The heart of Light & Magic, as explained by Kasdan, lies in how the episodes take their time to tell the story of several of the leading artists, their relationship with the art world, and even with their parents and wives. In a poignant moment, Tippet tells the camera that he found out as an adult that he was bipolar, and that animating his dummies was always a kind of therapy for him, and that without it, he might have taken his own life.

In addition to Lucas and ILM’s team of artists like Tippett and nine-time Oscar winner Dennis Muren, Kasdan also enlisted filmmakers like Golden Globe winners Steven Spielberg, Ron Howard, James Cameron, and Robert Zemeckis to be a part of the narrative of the documentary series, recounting the challenges of their films, as well as pointing to the ingenuity of the people who work at ILM.

Kasdan pointed out that his miniseries can attract the attention of even those who do not want to make movies but are looking for great examples of leadership and teamwork.

He said, “The experience of editing these six hours of the series was very exciting. Returning to that atmosphere and enthusiasm, which only ILM had, was something unique and special. This collaboration between geniuses is amazing.

“They competed with each other with their ideas. They worked very hard. But basically, they turned to their friends, complicit comrades, and asked, how are we going to solve this problem? How are we going to do this? This is the problem that we face today.

“They worked these things out in a community, one where all these people took care of each other. All of this seemed to me the most attractive thing that we dealt with in Light & Magic.”

As a company five years shy of its half-century milestone, ILM had to make the leap from the analog to the digital world. Light & Magic becomes a testimony to the vision of its founder George Lucas, who, from the beginning, was desperate about the limitations of the world of machines and not for the “ones” and “zeros” that allowed fewer restrictions.

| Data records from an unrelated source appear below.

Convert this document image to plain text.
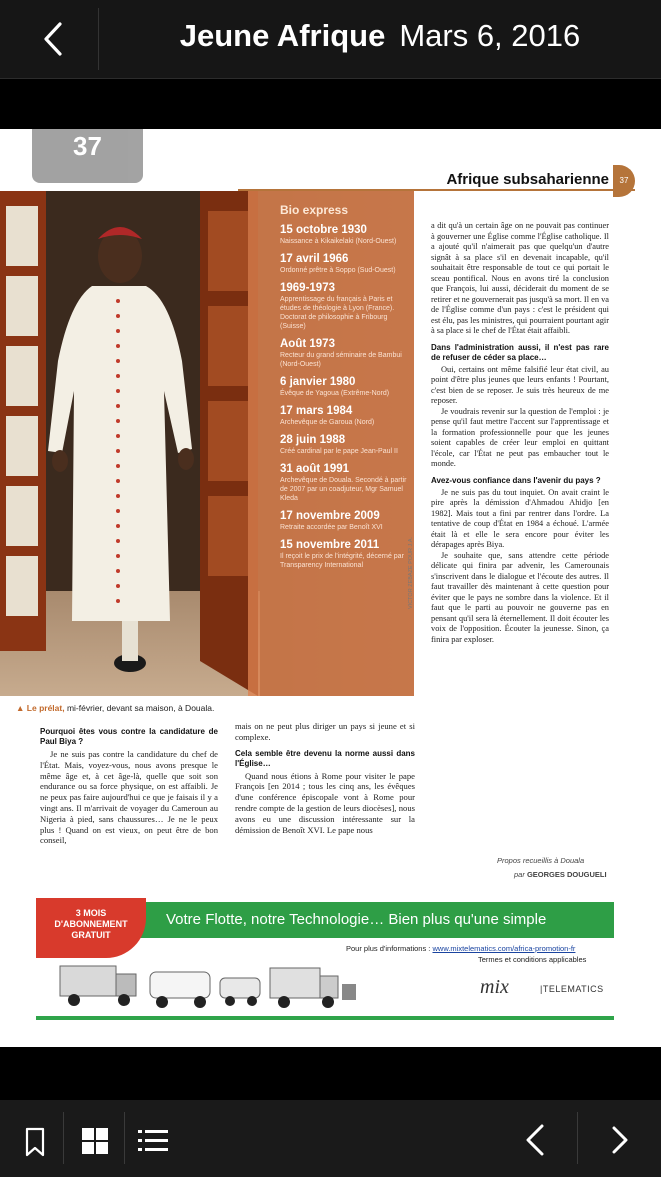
Jeune Afrique Mars 6, 2016
Bio express
15 octobre 1930
Naissance à Kikaikelaki (Nord-Ouest)
17 avril 1966
Ordonné prêtre à Soppo (Sud-Ouest)
1969-1973
Apprentissage du français à Paris et études de théologie à Lyon (France). Doctorat de philosophie à Fribourg (Suisse)
Août 1973
Recteur du grand séminaire de Bambui (Nord-Ouest)
6 janvier 1980
Évêque de Yagoua (Extrême-Nord)
17 mars 1984
Archevêque de Garoua (Nord)
28 juin 1988
Créé cardinal par le pape Jean-Paul II
31 août 1991
Archevêque de Douala. Secondé à partir de 2007 par un coadjuteur, Mgr Samuel Kleda
17 novembre 2009
Retraite accordée par Benoît XVI
15 novembre 2011
Il reçoit le prix de l'intégrité, décerné par Transparency International	VICTOR ZEBAZE POUR J.A.
Afrique subsaharienne	37
▲ Le prélat, mi-février, devant sa maison, à Douala.
Pourquoi êtes vous contre la candidature de Paul Biya ?

Je ne suis pas contre la candidature du chef de l'État. Mais, voyez-vous, nous avons presque le même âge et, à cet âge-là, quelle que soit son endurance ou sa force physique, on est affaibli. Je ne peux pas faire aujourd'hui ce que je faisais il y a vingt ans. Il m'arrivait de voyager du Cameroun au Nigeria à pied, sans chaussures… Je ne le peux plus ! Quand on est vieux, on peut être de bon conseil,

mais on ne peut plus diriger un pays si jeune et si complexe.

Cela semble être devenu la norme aussi dans l'Église…

Quand nous étions à Rome pour visiter le pape François [en 2014 ; tous les cinq ans, les évêques d'une conférence épiscopale vont à Rome pour rendre compte de la gestion de leurs diocèses], nous avons eu une discussion intéressante sur la démission de Benoît XVI. Le pape nous

a dit qu'à un certain âge on ne pouvait pas continuer à gouverner une Église comme l'Église catholique. Il a ajouté qu'il n'aimerait pas que quelqu'un d'autre signât à sa place s'il en devenait incapable, qu'il souhaitait être responsable de tout ce qui portait le sceau pontifical. Nous en avons tiré la conclusion que François, lui aussi, déciderait du moment de se retirer et ne gouvernerait pas jusqu'à sa mort. Il en va de l'Église comme d'un pays : c'est le président qui est élu, pas les ministres, qui pourraient pourtant agir à sa place si le chef de l'État était affaibli.

Dans l'administration aussi, il n'est pas rare de refuser de céder sa place…

Oui, certains ont même falsifié leur état civil, au point d'être plus jeunes que leurs enfants ! Pourtant, c'est bien de se reposer. Je suis très heureux de me reposer.

Je voudrais revenir sur la question de l'emploi : je pense qu'il faut mettre l'accent sur l'apprentissage et la formation professionnelle pour que les jeunes soient capables de créer leur emploi en quittant l'école, car l'État ne peut pas embaucher tout le monde.

Avez-vous confiance dans l'avenir du pays ?

Je ne suis pas du tout inquiet. On avait craint le pire après la démission d'Ahmadou Ahidjo [en 1982]. Mais tout a fini par rentrer dans l'ordre. La tentative de coup d'État en 1984 a échoué. L'armée était là et elle le sera encore pour éviter les dérapages après Biya.

Je souhaite que, sans attendre cette période délicate qui finira par advenir, les Camerounais s'inscrivent dans le dialogue et l'écoute des autres. Il faut travailler dès maintenant à cette question pour éviter que le pays ne sombre dans la violence. Et il faut que le parti au pouvoir ne gouverne pas en pensant qu'il sera là éternellement. Il doit écouter les voix de l'opposition. Écouter la jeunesse. Sinon, ça finira par exploser.

Propos recueillis à Douala
par GEORGES DOUGUELI
Votre Flotte, notre Technologie… Bien plus qu'une simple Géolocalisation.
3 MOIS
D'ABONNEMENT
GRATUIT
Pour plus d'informations : www.mixtelematics.com/africa-promotion-fr
Termes et conditions applicables
mix	|TELEMATICS
37
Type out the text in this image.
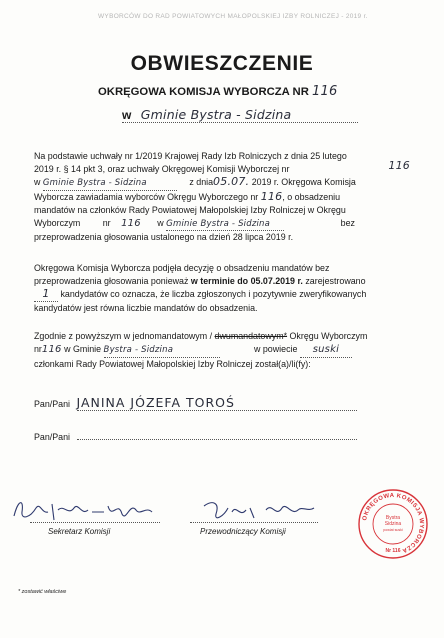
WYBORCÓW DO RAD POWIATOWYCH MAŁOPOLSKIEJ IZBY ROLNICZEJ - 2019 r.
OBWIESZCZENIE
OKRĘGOWA KOMISJA WYBORCZA NR 116
w Gminie Bystra - Sidzina
Na podstawie uchwały nr 1/2019 Krajowej Rady Izb Rolniczych z dnia 25 lutego
2019 r. § 14 pkt 3, oraz uchwały Okręgowej Komisji Wyborczej nr	116
w Gminie Bystra - Sidzina	z dnia05.07. 2019 r. Okręgowa Komisja
Wyborcza zawiadamia wyborców Okręgu Wyborczego nr 116, o obsadzeniu
mandatów na członków Rady Powiatowej Małopolskiej Izby Rolniczej w Okręgu
Wyborczym	nr 116 w Gminie Bystra - Sidzina	bez
przeprowadzenia głosowania ustalonego na dzień 28 lipca 2019 r.
Okręgowa Komisja Wyborcza podjęła decyzję o obsadzeniu mandatów bez
przeprowadzenia głosowania ponieważ w terminie do 05.07.2019 r. zarejestrowano
1 kandydatów co oznacza, że liczba zgłoszonych i pozytywnie zweryfikowanych
kandydatów jest równa liczbie mandatów do obsadzenia.
Zgodnie z powyższym w jednomandatowym / dwumandatowym* Okręgu Wyborczym
nr116 w Gminie Bystra - Sidzina	w powiecie suski
członkami Rady Powiatowej Małopolskiej Izby Rolniczej został(a)/li(fy):
Pan/Pani JANINA JÓZEFA TOROŚ
Pan/Pani
Sekretarz Komisji	Przewodniczący Komisji
OKRĘGOWA KOMISJA WYBORCZA
Bystra
Sidzina
powiat suski
Nr 116
* zostawić właściwe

Lucas’ image and sound editing systems also show the evolution of Kasdan’s output, as well as the brief time that Pixar was created under one roof.

Phil Tippett recalled with a smile and a hint of regret (but now, owns his studio in which he also pioneered the leap into the digital age), “For me, the entry of digital was something devastating. I even got pneumonia while working around 1992. ILM had approached me via Denis Muren to ask me, ‘How could a creature be created in a computer? To breathe and feel alive on screen?’

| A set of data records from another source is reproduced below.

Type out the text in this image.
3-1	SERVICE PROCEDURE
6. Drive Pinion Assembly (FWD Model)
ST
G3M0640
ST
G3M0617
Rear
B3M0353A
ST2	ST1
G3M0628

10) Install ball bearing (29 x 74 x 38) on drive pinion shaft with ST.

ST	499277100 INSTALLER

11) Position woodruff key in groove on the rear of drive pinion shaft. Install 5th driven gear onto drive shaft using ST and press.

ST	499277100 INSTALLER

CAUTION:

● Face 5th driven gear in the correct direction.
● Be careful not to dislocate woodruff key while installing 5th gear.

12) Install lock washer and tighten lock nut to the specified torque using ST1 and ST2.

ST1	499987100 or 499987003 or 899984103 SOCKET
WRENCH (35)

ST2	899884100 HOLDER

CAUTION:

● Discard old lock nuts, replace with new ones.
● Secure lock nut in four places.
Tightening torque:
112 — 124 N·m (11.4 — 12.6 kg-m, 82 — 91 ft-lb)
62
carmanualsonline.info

“Later, when we had already assembled a whole team to experiment with stop motion and make the dinosaurs for Jurassic Park (1992), a couple of pioneering animators showed Spielberg the skeleton of a walking T-Rex, which made him immediately take notice and decided to make the animals by computer animation.

“Steven, who has always been a very empathetic guy, came up to me a few days later and asked me, ‘How do you feel about this? Because it must be something monumental for you.’ I told him, ‘I feel outdated.’ To which he replied, ‘That is a great phrase! I’m going to use it in the movie.’ He was able to get something good out of my depression.”

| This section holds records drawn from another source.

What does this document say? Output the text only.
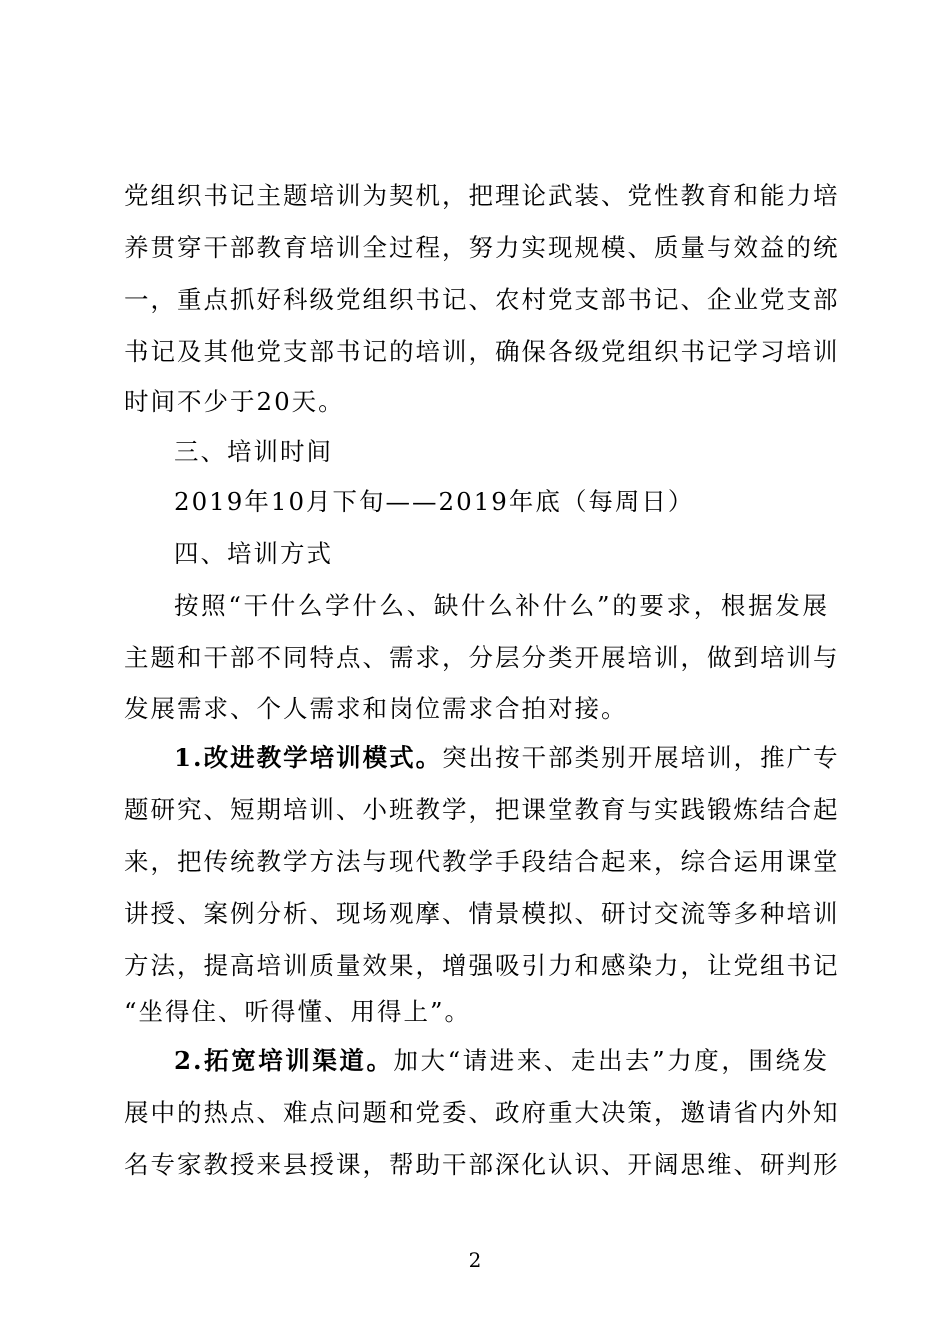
党组织书记主题培训为契机，把理论武装、党性教育和能力培
养贯穿干部教育培训全过程，努力实现规模、质量与效益的统
一，重点抓好科级党组织书记、农村党支部书记、企业党支部
书记及其他党支部书记的培训，确保各级党组织书记学习培训
时间不少于20天。
三、培训时间
2019年10月下旬——2019年底（每周日）
四、培训方式
按照“干什么学什么、缺什么补什么”的要求，根据发展
主题和干部不同特点、需求，分层分类开展培训，做到培训与
发展需求、个人需求和岗位需求合拍对接。
1.改进教学培训模式。突出按干部类别开展培训，推广专
题研究、短期培训、小班教学，把课堂教育与实践锻炼结合起
来，把传统教学方法与现代教学手段结合起来，综合运用课堂
讲授、案例分析、现场观摩、情景模拟、研讨交流等多种培训
方法，提高培训质量效果，增强吸引力和感染力，让党组书记
“坐得住、听得懂、用得上”。
2.拓宽培训渠道。加大“请进来、走出去”力度，围绕发
展中的热点、难点问题和党委、政府重大决策，邀请省内外知
名专家教授来县授课，帮助干部深化认识、开阔思维、研判形
2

Leaving its own mark in the era of fantastic filmmakers, ILM at the same time evolved with the so-called invisible effects achieved in films such as Saving Private Ryan, Forrest Gump, The Revenantand even in the experience of virtual reality, Carne y Arena (Flesh and Sand), directed by Golden Globe winner Alejandro G. Iñárritu.

“I never had a problem sharing how we did things because I know how hard it was to get there. I always liked knowing that I could make someone happy by knowing how we made an effect. Especially if that can inspire them to take it to another level,” concluded Muren, who is wishing, along with Tippett and Kasdan, that Light & Magic will be a meeting point for those who will be the new magicians of cinema.